Black/White Wednesday put Labour in the lead on that essential issue in 1992.
Blair pledging to maintain Tory spending plans for the first term was all part of reassuring the public; Kinnock lost the 1992 election mostly through John Smith's Shadow Budget.
Because that reopened fears around the Winter of Discontent. Never has the power of the British media been greater than that.
On the morning of the 1992 election, my Mum - who'd voted SDP in the 80s - and her fellow dogwalkers were ALL terrified of Labour winning.
And just as suburban women tend to decide US elections, so they do in the UK too.
Objectively, those fears were ridiculous... but millions and millions had it drummed into them day after day, year after year. That "There Is No Alternative".
Under New Labour, Gordon Brown was an enormously popular Chancellor for a long long time.
He was almost universally respected - and 'No More Tory Boom And Bust' held firm, along with a political discourse which made the Tories terrified of proposing tax cuts.
Until, of course, 2008.
When the Tories, who'd (apparently) detoxified under Cameron and started winning over liberal voters (especially social liberals) in the centre went back ahead on that crunch economic measure... and have remained so ever since.
But even then, that Labour and the Lib Dems forced a hung Parliament in 2010 despite Brown having been a national laughing stock less than a year earlier reminds us: there's almost always an incumbency bias, and the public weren't convinced by the Tories.
Very unusually for a party in power for over 11 years and counting, I don't think the Tories have ever been loved at any point in that time.
Their success has been much more about Labour's various failings - in public perception (fuelled by the media) instead.
But why did Cameron, however cynically, emulate Blair's focus on 'education, education, education' with his supposed prioritising of the 'N. H. S.'?
The answer lies in golden rule number 2.
2. Labour's traditional weakness in public eyes is the economy. The Tories' is the NHS. Whichever party successfully neutralises that weakness will win.
And where Cameron succeeded on that - rightly or wrongly, given the top-down reorganisation etc - Miliband failed.
The number 1 reason I was convinced the polls' top line numbers were wrong in 2015 was that Miliband had continued to trail Cameron by large margins on both the economy and personal approval ratings. Therefore, how could the parties be neck and neck?
They weren't.
Miliband's awful failure to challenge the narrative around austerity (seized by the coalition in Summer 2010, when Harriet Harman proved a hopelessly inept caretaker) combined with public perceptions of his weakness.

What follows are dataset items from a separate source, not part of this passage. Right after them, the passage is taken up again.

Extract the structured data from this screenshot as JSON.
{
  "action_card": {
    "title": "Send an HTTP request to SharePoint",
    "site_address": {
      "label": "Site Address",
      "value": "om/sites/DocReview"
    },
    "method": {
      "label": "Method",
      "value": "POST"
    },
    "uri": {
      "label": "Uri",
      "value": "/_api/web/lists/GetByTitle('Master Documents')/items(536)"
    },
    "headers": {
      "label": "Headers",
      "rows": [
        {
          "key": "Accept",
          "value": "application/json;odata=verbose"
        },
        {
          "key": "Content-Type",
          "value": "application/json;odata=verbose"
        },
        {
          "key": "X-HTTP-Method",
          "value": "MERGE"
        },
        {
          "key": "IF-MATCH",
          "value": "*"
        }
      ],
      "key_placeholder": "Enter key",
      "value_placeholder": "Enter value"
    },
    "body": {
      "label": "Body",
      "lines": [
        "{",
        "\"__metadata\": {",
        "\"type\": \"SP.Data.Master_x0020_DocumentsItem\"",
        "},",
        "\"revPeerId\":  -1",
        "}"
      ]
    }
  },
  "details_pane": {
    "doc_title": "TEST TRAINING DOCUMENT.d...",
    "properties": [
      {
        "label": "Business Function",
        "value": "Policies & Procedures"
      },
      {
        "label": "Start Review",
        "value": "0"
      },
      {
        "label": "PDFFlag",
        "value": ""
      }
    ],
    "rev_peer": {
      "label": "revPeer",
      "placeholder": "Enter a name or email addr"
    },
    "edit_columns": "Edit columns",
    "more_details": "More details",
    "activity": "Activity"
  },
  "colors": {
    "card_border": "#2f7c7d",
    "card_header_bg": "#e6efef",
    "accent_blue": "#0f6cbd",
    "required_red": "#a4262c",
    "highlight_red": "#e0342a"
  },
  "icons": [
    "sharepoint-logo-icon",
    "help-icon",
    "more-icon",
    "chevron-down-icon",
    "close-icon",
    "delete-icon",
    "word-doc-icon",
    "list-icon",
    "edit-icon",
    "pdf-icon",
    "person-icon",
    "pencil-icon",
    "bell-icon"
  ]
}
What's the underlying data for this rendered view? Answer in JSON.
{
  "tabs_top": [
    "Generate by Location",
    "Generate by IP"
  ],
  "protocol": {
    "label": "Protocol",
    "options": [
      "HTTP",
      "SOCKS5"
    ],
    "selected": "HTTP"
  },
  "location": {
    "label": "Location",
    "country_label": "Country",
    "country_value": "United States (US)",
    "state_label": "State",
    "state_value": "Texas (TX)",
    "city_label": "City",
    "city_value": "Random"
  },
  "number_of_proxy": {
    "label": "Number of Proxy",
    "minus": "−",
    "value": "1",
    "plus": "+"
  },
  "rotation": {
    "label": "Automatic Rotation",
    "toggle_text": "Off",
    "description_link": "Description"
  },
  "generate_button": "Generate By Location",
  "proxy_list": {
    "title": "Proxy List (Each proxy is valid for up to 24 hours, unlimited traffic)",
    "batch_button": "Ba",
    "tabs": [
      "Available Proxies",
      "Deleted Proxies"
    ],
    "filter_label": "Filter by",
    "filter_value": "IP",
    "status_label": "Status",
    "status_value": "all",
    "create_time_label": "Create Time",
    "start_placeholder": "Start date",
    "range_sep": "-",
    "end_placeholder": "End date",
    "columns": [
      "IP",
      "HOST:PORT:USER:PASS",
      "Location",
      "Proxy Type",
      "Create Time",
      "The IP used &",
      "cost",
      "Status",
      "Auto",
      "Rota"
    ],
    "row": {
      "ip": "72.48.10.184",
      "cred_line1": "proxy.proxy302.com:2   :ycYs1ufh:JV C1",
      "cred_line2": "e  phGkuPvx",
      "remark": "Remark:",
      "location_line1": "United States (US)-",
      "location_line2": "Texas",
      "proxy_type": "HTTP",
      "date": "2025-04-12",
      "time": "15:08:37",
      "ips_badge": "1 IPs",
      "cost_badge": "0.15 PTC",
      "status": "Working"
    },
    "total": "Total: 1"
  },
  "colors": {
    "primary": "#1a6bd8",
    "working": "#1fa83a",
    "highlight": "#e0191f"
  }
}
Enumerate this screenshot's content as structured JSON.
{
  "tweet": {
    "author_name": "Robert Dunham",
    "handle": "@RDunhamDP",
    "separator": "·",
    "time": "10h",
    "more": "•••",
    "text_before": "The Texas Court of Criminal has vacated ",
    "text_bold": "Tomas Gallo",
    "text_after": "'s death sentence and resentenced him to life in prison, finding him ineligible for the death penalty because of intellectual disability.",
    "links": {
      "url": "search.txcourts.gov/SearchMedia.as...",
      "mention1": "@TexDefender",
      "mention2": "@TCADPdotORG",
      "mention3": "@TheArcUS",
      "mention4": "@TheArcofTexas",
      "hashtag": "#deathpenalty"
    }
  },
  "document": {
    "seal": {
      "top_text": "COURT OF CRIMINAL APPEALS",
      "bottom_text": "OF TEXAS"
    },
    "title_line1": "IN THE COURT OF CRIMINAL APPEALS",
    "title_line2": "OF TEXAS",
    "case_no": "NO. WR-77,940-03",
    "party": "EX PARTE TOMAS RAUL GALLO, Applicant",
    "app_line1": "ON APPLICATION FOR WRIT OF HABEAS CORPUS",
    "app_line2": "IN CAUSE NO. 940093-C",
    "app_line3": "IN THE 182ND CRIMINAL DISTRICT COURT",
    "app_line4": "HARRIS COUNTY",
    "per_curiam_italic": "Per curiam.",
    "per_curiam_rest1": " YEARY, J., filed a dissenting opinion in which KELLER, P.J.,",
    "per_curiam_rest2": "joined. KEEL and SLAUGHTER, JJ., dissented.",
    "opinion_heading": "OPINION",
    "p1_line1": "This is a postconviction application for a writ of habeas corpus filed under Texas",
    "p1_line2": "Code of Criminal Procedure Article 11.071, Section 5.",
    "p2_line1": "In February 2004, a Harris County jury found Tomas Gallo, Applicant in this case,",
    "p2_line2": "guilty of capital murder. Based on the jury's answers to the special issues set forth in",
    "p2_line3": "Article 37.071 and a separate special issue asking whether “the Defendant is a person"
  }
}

Hence the huge power, late in the 2015 campaign, of the Tories insisting that he'd be held to ransom by the SNP.
Which exposed a mindblowing level of public ignorance on how minority governments work - but the image in their heads was probably something along the lines of him being beaten around the head by Sturgeon.
I liked Ed. As did my sister. But a year or so later, she said to me:
"In a way, I'm happy he didn't win. I think he'd have had a nervous breakdown as PM".
Which brings me to golden rule number 3.
3. The electorate wants a hard head and a (relatively) soft heart.
Miliband failed on the first count, completely. However decent a bloke he is.
But because the electorate focuses more on head than heart, it was also OK with Cameron.
Many people were convinced he was a nice enough guy at heart - and yes, I know how ridiculous that is. Ditto the public's unbelievable levels of economic illiteracy over austerity.
Reviewing the 2015 election in a piece I wrote for Open Democracy the day after, I referred to the chronic economic illiteracy of the British electorate as a "growing national security threat".
A warning which was horribly vindicated the following year.
After which, to everyone's amazement, Labour came so close in 2017. But:
- They still trailed heavily on the economy
- They still trailed on the leaders' approval ratings, but the gap had closed
Ultimately, Corbyn was still seen as too nice, not at all hard headed.
May? Hard headed - but increasingly incompetent - and HORRIBLY hard hearted.
Hence the outcome; neither had done enough in public eyes to win. With Labour's performance providing a reminder that no, Britain hadn't suddenly turned massively racist. It was still socially liberal.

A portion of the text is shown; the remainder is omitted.